High Stakes Cleaning

Early last Saturday morning, Jamie and I set off for the local hardware store to pick up some painting supplies. We were taking the first steps on a long journey towards making it seem like we had never been in Munich--well, to be more specific, we wanted to create the impression that we had never lived in our apartment, a goal which we both dearly hoped was not a futile one. On the line was the massive deposit we'd had to plunk down last November when our 6-week-long apartment search had brought us to the point of accepting almost any place with four walls, a roof, and a working internet connection. Paying up the deposit at the time we moved in was an almost gleeful experience--the long search for somewhere to live was finally over, and we were cleared to move in!

Shortly thereafter the reality set in. Each time we scuffed the floor, left a mark on the wall or sat on the couch the wrong way, we heard the imaginary cha-ching of another few Euros being deducted from our deposit--the money we had been forced to save back in the fall seemed to be dwindling, despite the fact that no one could get anywhere near the account it was being held in.

So after months of feeling uneasy each time we dropped something or left muddy tracks on the hallway floor (a particularly easy task during a long, snowy winter and a cool, wet spring), we were definitely ready to clean. The potential payoff seemed huge--each hour of cleaning could earn us a few days' rent in Vermont (if we didn't blow it on beer and Brezeln before we ever made it out of Bavaria)!

Then again, our deep-seated worry that no matter what we did and no matter how hard we scrubbed, it wouldn't be good enough wouldn't let up, either. After hours of trying to remove a year's worth of grime from our oven rack, I wavered between fears that the rack was nowhere near clean enough because it still had a couple specks burned onto it, and hopes that no one would even bother to check that closely anyway. All this led to doubts about the economics of the whole cleaning enterprise--were we actually saving money, or just wasting time?

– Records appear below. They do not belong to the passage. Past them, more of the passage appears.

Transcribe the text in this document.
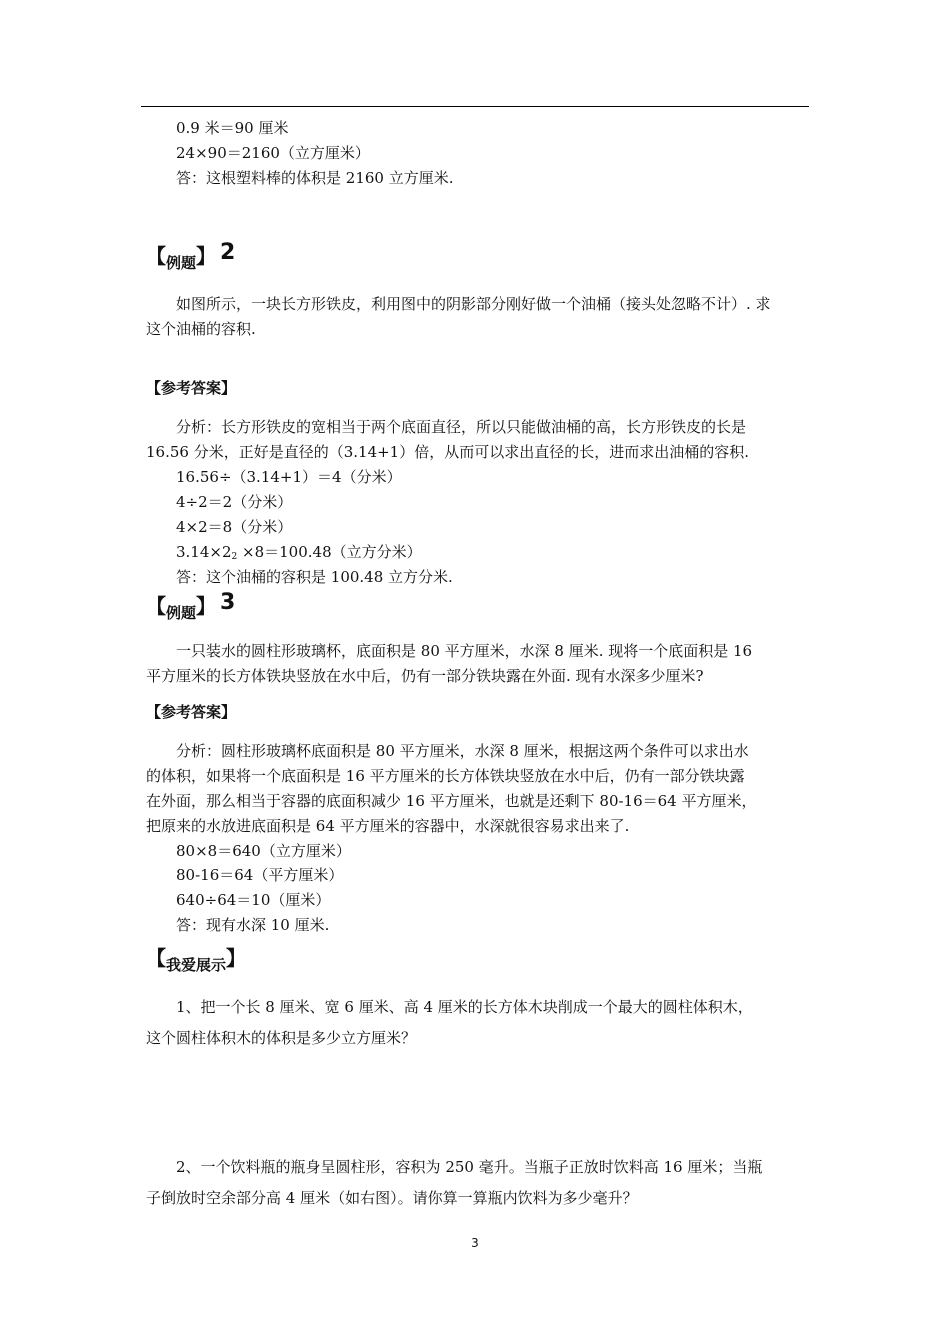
0.9 米＝90 厘米
24×90＝2160（立方厘米）
答：这根塑料棒的体积是 2160 立方厘米.
【例题】 2
如图所示，一块长方形铁皮，利用图中的阴影部分刚好做一个油桶（接头处忽略不计）. 求
这个油桶的容积.
【参考答案】
分析：长方形铁皮的宽相当于两个底面直径，所以只能做油桶的高，长方形铁皮的长是
16.56 分米，正好是直径的（3.14+1）倍，从而可以求出直径的长，进而求出油桶的容积.
16.56÷（3.14+1）＝4（分米）
4÷2＝2（分米）
4×2＝8（分米）
$3.14\times 2_2 \times 8=100.48$（立方分米）
答：这个油桶的容积是 100.48 立方分米.
【例题】 3
一只装水的圆柱形玻璃杯，底面积是 80 平方厘米，水深 8 厘米. 现将一个底面积是 16
平方厘米的长方体铁块竖放在水中后，仍有一部分铁块露在外面. 现有水深多少厘米?
【参考答案】
分析：圆柱形玻璃杯底面积是 80 平方厘米，水深 8 厘米，根据这两个条件可以求出水
的体积，如果将一个底面积是 16 平方厘米的长方体铁块竖放在水中后，仍有一部分铁块露
在外面，那么相当于容器的底面积减少 16 平方厘米，也就是还剩下 80-16＝64 平方厘米，
把原来的水放进底面积是 64 平方厘米的容器中，水深就很容易求出来了.
80×8＝640（立方厘米）
80-16＝64（平方厘米）
640÷64＝10（厘米）
答：现有水深 10 厘米.
【我爱展示】
1、把一个长 8 厘米、宽 6 厘米、高 4 厘米的长方体木块削成一个最大的圆柱体积木，
这个圆柱体积木的体积是多少立方厘米？
2、一个饮料瓶的瓶身呈圆柱形，容积为 250 毫升。当瓶子正放时饮料高 16 厘米；当瓶
子倒放时空余部分高 4 厘米（如右图）。请你算一算瓶内饮料为多少毫升？
3
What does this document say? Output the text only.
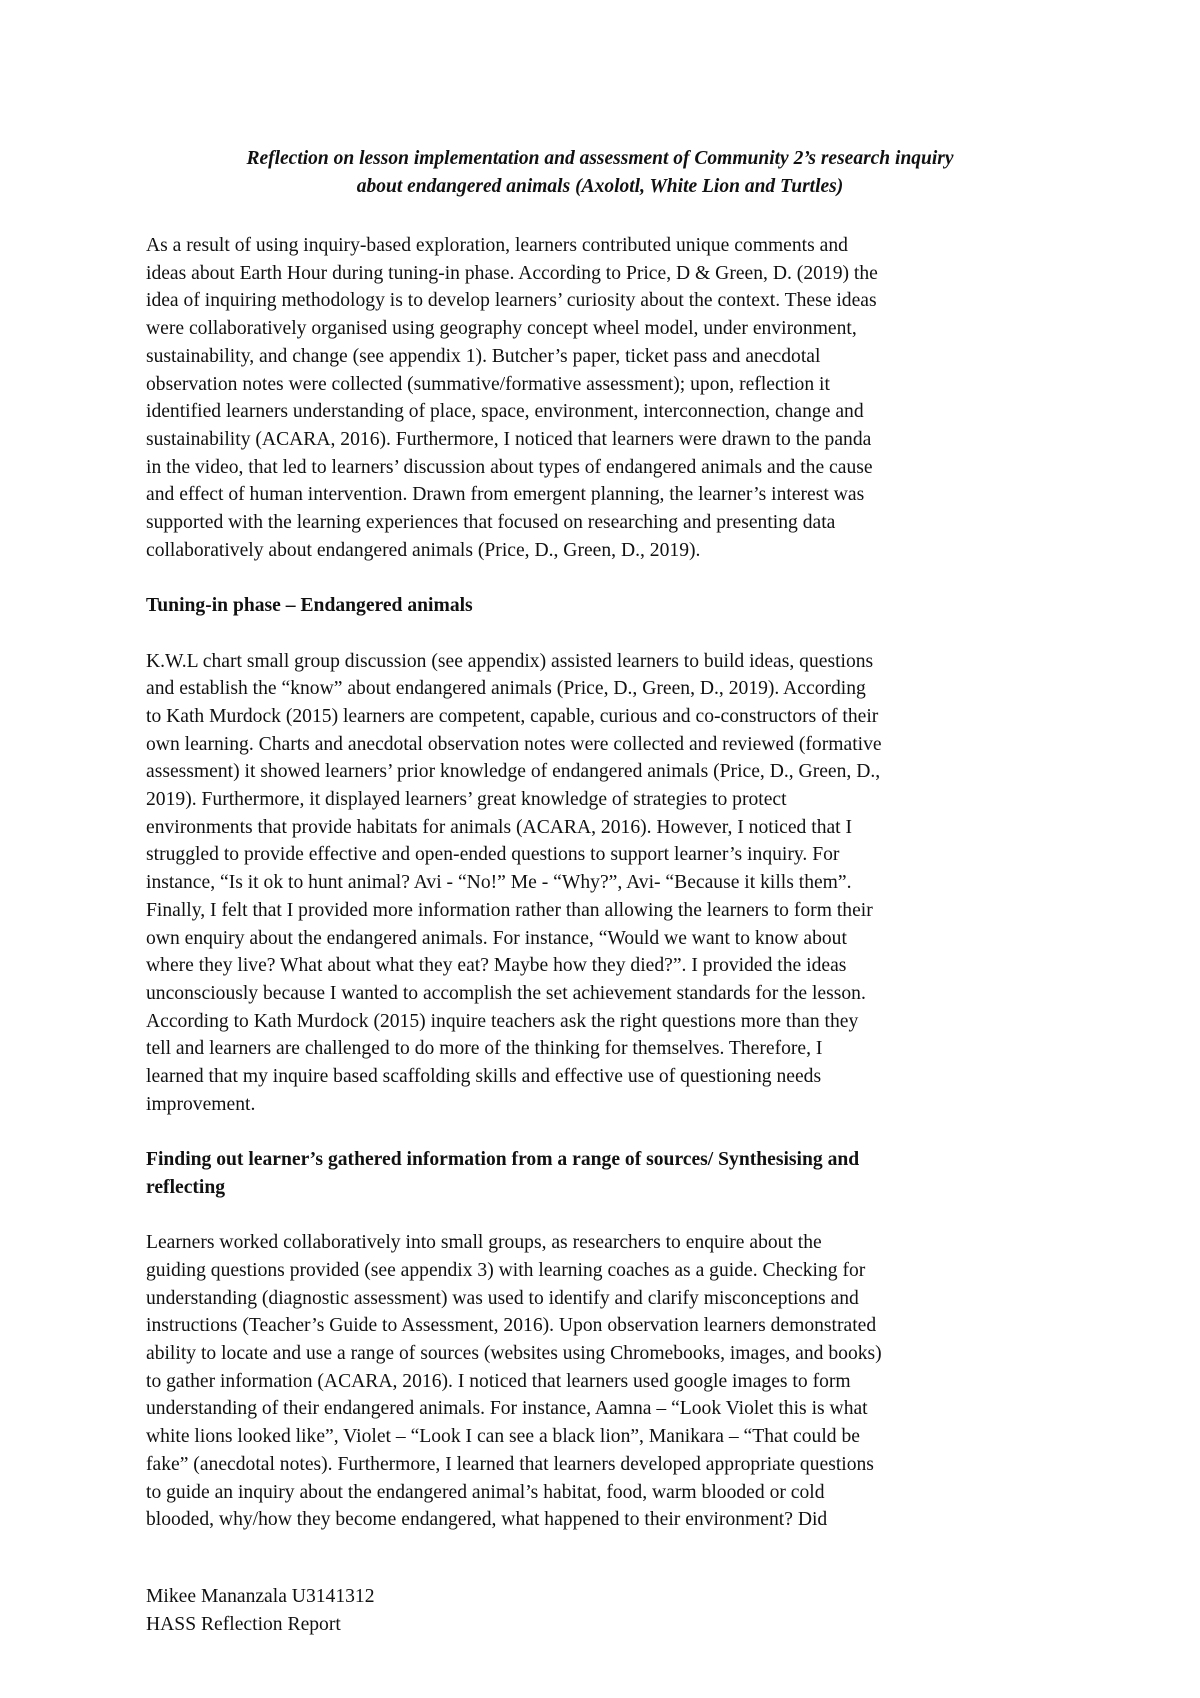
Reflection on lesson implementation and assessment of Community 2’s research inquiry
about endangered animals (Axolotl, White Lion and Turtles)
As a result of using inquiry-based exploration, learners contributed unique comments and
ideas about Earth Hour during tuning-in phase. According to Price, D & Green, D. (2019) the
idea of inquiring methodology is to develop learners’ curiosity about the context. These ideas
were collaboratively organised using geography concept wheel model, under environment,
sustainability, and change (see appendix 1). Butcher’s paper, ticket pass and anecdotal
observation notes were collected (summative/formative assessment); upon, reflection it
identified learners understanding of place, space, environment, interconnection, change and
sustainability (ACARA, 2016). Furthermore, I noticed that learners were drawn to the panda
in the video, that led to learners’ discussion about types of endangered animals and the cause
and effect of human intervention. Drawn from emergent planning, the learner’s interest was
supported with the learning experiences that focused on researching and presenting data
collaboratively about endangered animals (Price, D., Green, D., 2019).
Tuning-in phase – Endangered animals
K.W.L chart small group discussion (see appendix) assisted learners to build ideas, questions
and establish the “know” about endangered animals (Price, D., Green, D., 2019). According
to Kath Murdock (2015) learners are competent, capable, curious and co-constructors of their
own learning. Charts and anecdotal observation notes were collected and reviewed (formative
assessment) it showed learners’ prior knowledge of endangered animals (Price, D., Green, D.,
2019). Furthermore, it displayed learners’ great knowledge of strategies to protect
environments that provide habitats for animals (ACARA, 2016). However, I noticed that I
struggled to provide effective and open-ended questions to support learner’s inquiry. For
instance, “Is it ok to hunt animal? Avi - “No!” Me - “Why?”, Avi- “Because it kills them”.
Finally, I felt that I provided more information rather than allowing the learners to form their
own enquiry about the endangered animals. For instance, “Would we want to know about
where they live? What about what they eat? Maybe how they died?”. I provided the ideas
unconsciously because I wanted to accomplish the set achievement standards for the lesson.
According to Kath Murdock (2015) inquire teachers ask the right questions more than they
tell and learners are challenged to do more of the thinking for themselves. Therefore, I
learned that my inquire based scaffolding skills and effective use of questioning needs
improvement.
Finding out learner’s gathered information from a range of sources/ Synthesising and
reflecting
Learners worked collaboratively into small groups, as researchers to enquire about the
guiding questions provided (see appendix 3) with learning coaches as a guide. Checking for
understanding (diagnostic assessment) was used to identify and clarify misconceptions and
instructions (Teacher’s Guide to Assessment, 2016). Upon observation learners demonstrated
ability to locate and use a range of sources (websites using Chromebooks, images, and books)
to gather information (ACARA, 2016). I noticed that learners used google images to form
understanding of their endangered animals. For instance, Aamna – “Look Violet this is what
white lions looked like”, Violet – “Look I can see a black lion”, Manikara – “That could be
fake” (anecdotal notes). Furthermore, I learned that learners developed appropriate questions
to guide an inquiry about the endangered animal’s habitat, food, warm blooded or cold
blooded, why/how they become endangered, what happened to their environment? Did
Mikee Mananzala U3141312
HASS Reflection Report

The suspense was miserable. Luckily, there is lots of good beer in Munich, and this being our last week here, even a solitary ray of sunshine seemed a clear signal that it was time to put down the mop and the paint brush and head for the local beer garden. We spent several evenings there last week imagining just what would happen on Sunday when our landlord came to check in on our work.

In the end, things worked out fine. Even though the sun was shining, the accumulated dust and grime of a year of our lives (not to mention the billows of dirt and grime constantly blowing in our windows from the construction site across the street) were not enough to dissuade our landlord from returning our deposit. Instead, he watched a few minutes of Shawn the Sheep to make sure the TV was still working and briefly turned on the radio--which gave him cause to ask us whether we liked Bavarian music--before showing us the money.

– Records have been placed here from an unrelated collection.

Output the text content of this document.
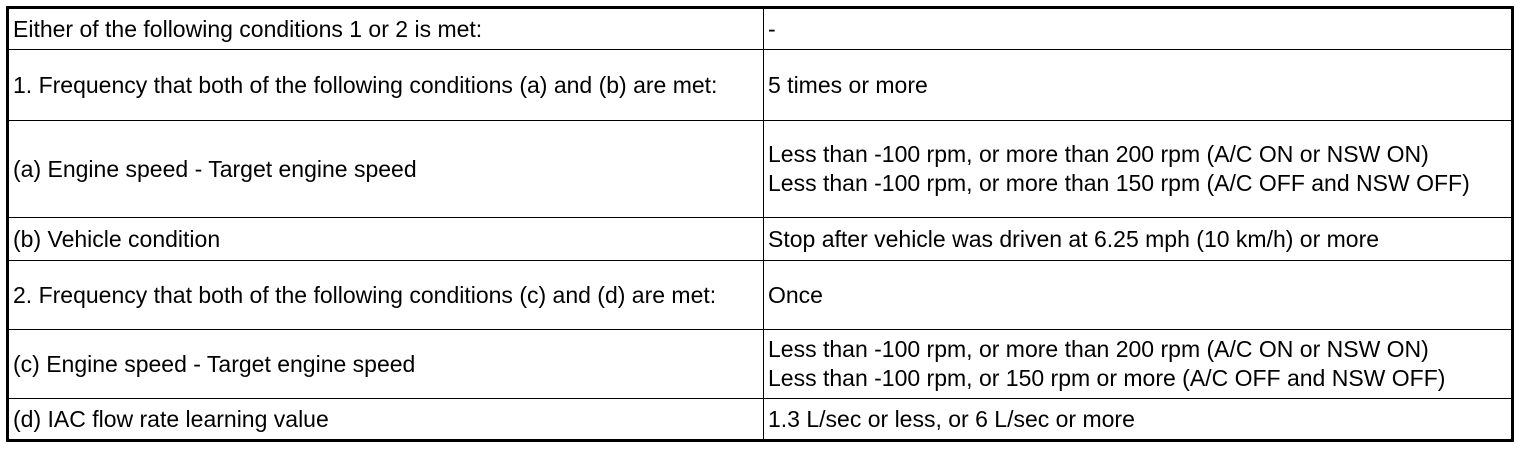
Either of the following conditions 1 or 2 is met:	-

1. Frequency that both of the following conditions (a) and (b) are met:	5 times or more

(a) Engine speed - Target engine speed	Less than -100 rpm, or more than 200 rpm (A/C ON or NSW ON)
Less than -100 rpm, or more than 150 rpm (A/C OFF and NSW OFF)

(b) Vehicle condition	Stop after vehicle was driven at 6.25 mph (10 km/h) or more

2. Frequency that both of the following conditions (c) and (d) are met:	Once

(c) Engine speed - Target engine speed	Less than -100 rpm, or more than 200 rpm (A/C ON or NSW ON)
Less than -100 rpm, or 150 rpm or more (A/C OFF and NSW OFF)

(d) IAC flow rate learning value	1.3 L/sec or less, or 6 L/sec or more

We were done, and it was a nice August day in Munich. The kind of day where even Jamie was forced to admit that the weather was "almost summery." We headed straight for the beer garden.

We had just about enough time to finish our celebratory drinks before the bad weather set in. We departed in a light drizzle, and then watched out our window as a huge thunder storm attacked the city. Later that night, we braved the weather to meet a friend for a drink downtown. At around 11pm on Sunday night, we waited for the subway to ride home and get some rest before another day of jumping through bureacratic hoops and rewarding ourselves with a few hours in the beer garden.

While the three of us were standing there, bemoaning the miserable weather that had once again descended on Bavaria, we watched a team of workers cleaning trash from between the rocks and rails down on the subway tracks. One stooped over to pick something up and emerged with a sheet of bubble wrap at least three feet long. But mostly, they were scooping up litle bits of wrappers or unnoticable cigarette butts that had found their way into hiding places between the pieces of gravel.

A display above the platform lets passengers know when the next train is approaching. As the minutes ticked down, we grew increasinlgy concerned about the cleaning crew. Even after the monitor informed us that our train was approaching in less than one minute, the workers continued searching for the wretched refuse of the Munich subway system. Finally, when it seemed like we could already feel the wind that the train pushes down the tunnel picking up, a siren went off, and the workers dived into a small cavity under the platform. The train sped into the station and we got on board. The workers must have been right next to its fast-moving steel wheels as we minded the gap and boarded above them.

Now, I realized, we knew what real high stakes cleaning looks like. After all, what else can you call playing chicken with a subway train in order to remove some bubble wrap? And perhaps these workers' experience was even more German than our whole struggle to clean our apartment. Where else in the world do people risk their lives to remove a couple pieces of trash from a mice-infested subway track? Our companion, a Bavarian who had recently moved back to the Southern Germany from Hamburg answered this question before we even had a chance to ask it out loud. "Only in Munich!" he remarked as we sat down in the spotless subway car.